Motivado quizá por la inminente publicación de mi primera novela, retomé la escritura de lo que será la segunda, dejada en stand by durante largo tiempo. Vuelvo a levantarme temprano por la mañana, a esas horas en que me siento más productivo, y donde la casa, sumida aún en el silencio, me recibe tranquila, y me ve trabajar en la mesa redonda de la cocina (de plástico, provisoria), moviendo los dedos sobre la netbook, y tomando algún mate de vez en cuando para acabar de despertarme.
Los primeros días fueron de lectura. Debía recuperar el hilo de lo ya contado: no sólo historias y personajes tendrían que volver a mi memoria, sino también el tono de la narración, que no es uno en este caso, sino dos. Dos tonos para dos historias que se desarrollan en paralelo, y que prometen cruzarse de manera trágica, no sin antes mantener cierto suspenso que intentará hacerlas interesantes.
Un muchacho nacido y crecido en un barrio marginal, por un lado, arrojado por las circunstancias, y por las propias decisiones, a la delincuencia. Unas familias de clase media, por otro, atravesadas sus vidas por ciertos hechos inesperados, como puede ser un embarazo a edades tempranas para el ámbito en que se desarrollan.

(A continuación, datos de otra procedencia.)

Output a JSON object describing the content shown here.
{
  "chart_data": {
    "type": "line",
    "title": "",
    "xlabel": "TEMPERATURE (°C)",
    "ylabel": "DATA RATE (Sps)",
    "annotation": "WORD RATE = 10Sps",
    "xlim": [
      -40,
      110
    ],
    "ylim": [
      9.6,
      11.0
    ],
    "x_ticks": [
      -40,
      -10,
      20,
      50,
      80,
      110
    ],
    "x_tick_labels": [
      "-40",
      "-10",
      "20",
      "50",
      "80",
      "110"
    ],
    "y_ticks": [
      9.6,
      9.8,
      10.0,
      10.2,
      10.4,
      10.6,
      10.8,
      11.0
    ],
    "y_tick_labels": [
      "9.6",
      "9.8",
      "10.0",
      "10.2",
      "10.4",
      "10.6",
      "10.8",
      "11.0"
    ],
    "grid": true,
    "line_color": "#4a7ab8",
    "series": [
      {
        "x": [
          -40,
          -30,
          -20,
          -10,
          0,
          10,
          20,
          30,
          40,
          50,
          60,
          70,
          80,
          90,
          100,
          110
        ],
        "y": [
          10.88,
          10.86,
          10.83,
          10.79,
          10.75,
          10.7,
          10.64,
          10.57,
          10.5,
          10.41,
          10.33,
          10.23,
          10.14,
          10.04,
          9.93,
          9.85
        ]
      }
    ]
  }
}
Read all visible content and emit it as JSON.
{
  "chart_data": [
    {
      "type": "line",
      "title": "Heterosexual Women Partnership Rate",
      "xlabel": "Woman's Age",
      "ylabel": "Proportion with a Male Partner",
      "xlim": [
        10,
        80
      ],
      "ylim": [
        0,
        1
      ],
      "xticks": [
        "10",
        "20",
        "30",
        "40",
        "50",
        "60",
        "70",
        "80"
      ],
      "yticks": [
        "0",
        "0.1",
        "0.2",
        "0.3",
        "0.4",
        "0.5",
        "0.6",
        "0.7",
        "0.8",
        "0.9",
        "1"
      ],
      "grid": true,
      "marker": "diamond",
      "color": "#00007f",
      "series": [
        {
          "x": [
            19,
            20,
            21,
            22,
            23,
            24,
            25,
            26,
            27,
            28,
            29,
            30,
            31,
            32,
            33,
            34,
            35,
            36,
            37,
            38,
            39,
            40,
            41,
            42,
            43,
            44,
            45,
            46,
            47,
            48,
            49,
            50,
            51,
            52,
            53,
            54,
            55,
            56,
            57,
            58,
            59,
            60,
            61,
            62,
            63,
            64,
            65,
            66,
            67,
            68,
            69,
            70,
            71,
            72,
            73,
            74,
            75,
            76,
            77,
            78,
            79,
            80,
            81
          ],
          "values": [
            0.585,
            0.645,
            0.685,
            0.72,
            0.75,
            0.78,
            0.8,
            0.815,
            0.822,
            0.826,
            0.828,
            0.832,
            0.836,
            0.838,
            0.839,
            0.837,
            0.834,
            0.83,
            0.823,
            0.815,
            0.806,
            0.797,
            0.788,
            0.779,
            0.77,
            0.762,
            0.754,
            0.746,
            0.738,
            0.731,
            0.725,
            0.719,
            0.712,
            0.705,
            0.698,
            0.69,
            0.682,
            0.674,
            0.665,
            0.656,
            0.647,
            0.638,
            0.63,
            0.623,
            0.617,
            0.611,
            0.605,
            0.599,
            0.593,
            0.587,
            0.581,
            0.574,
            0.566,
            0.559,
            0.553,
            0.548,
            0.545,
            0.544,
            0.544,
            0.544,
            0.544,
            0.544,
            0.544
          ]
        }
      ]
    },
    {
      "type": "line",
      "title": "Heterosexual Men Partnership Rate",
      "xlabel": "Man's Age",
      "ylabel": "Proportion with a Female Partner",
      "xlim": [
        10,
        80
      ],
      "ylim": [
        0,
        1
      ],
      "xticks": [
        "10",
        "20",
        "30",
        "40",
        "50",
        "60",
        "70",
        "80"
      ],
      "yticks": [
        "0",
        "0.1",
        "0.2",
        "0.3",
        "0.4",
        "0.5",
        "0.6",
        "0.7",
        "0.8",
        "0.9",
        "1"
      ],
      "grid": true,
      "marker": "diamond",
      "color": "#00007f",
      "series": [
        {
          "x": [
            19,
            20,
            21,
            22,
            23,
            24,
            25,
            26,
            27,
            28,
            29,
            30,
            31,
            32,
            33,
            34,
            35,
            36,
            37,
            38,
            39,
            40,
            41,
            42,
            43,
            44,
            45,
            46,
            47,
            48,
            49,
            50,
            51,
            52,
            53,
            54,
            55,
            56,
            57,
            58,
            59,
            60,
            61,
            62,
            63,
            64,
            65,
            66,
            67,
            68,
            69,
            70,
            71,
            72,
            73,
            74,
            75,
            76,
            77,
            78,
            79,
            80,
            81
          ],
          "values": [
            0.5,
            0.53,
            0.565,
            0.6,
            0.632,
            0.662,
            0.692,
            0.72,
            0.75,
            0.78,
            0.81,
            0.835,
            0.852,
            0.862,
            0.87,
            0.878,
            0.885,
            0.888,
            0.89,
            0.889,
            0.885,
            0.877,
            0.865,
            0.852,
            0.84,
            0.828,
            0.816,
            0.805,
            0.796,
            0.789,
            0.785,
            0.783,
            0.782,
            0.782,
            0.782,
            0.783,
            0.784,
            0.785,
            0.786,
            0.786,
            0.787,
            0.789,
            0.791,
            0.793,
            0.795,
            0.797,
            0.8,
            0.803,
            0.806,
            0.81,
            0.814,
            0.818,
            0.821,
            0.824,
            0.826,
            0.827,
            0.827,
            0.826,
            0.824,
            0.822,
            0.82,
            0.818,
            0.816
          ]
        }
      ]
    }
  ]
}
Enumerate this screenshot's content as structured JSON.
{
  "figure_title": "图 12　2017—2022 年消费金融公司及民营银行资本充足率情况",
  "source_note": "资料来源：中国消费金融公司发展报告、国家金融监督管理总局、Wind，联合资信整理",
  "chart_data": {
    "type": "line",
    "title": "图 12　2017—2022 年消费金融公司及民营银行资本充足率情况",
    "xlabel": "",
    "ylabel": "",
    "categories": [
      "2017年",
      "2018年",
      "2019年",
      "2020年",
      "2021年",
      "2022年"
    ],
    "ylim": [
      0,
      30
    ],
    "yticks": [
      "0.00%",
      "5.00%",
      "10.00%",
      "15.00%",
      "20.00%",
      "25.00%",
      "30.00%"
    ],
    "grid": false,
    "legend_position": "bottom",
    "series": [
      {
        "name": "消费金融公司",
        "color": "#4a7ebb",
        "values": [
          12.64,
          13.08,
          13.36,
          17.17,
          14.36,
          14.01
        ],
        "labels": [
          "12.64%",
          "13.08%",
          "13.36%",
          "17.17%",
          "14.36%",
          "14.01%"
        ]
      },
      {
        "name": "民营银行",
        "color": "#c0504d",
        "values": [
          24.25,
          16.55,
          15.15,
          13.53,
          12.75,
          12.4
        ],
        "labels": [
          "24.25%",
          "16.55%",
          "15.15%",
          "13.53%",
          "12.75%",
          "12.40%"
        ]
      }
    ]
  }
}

La técnica de escritura es similar a la de la novela anterior: los personajes recuerdan desde diferentes lugares del tiempo, los sucesos aparecen de manera desordenada, y se van uniendo, poco a poco, para dar coherencia al relato final.
Me siento bien ahora. Escribir me hace sentir bien. Estoy bajo el influjo de la emoción creadora, cuyos resultados podrán ser mejores o peores, pero que siempre es agradecida por el cuerpo. Se los aseguro.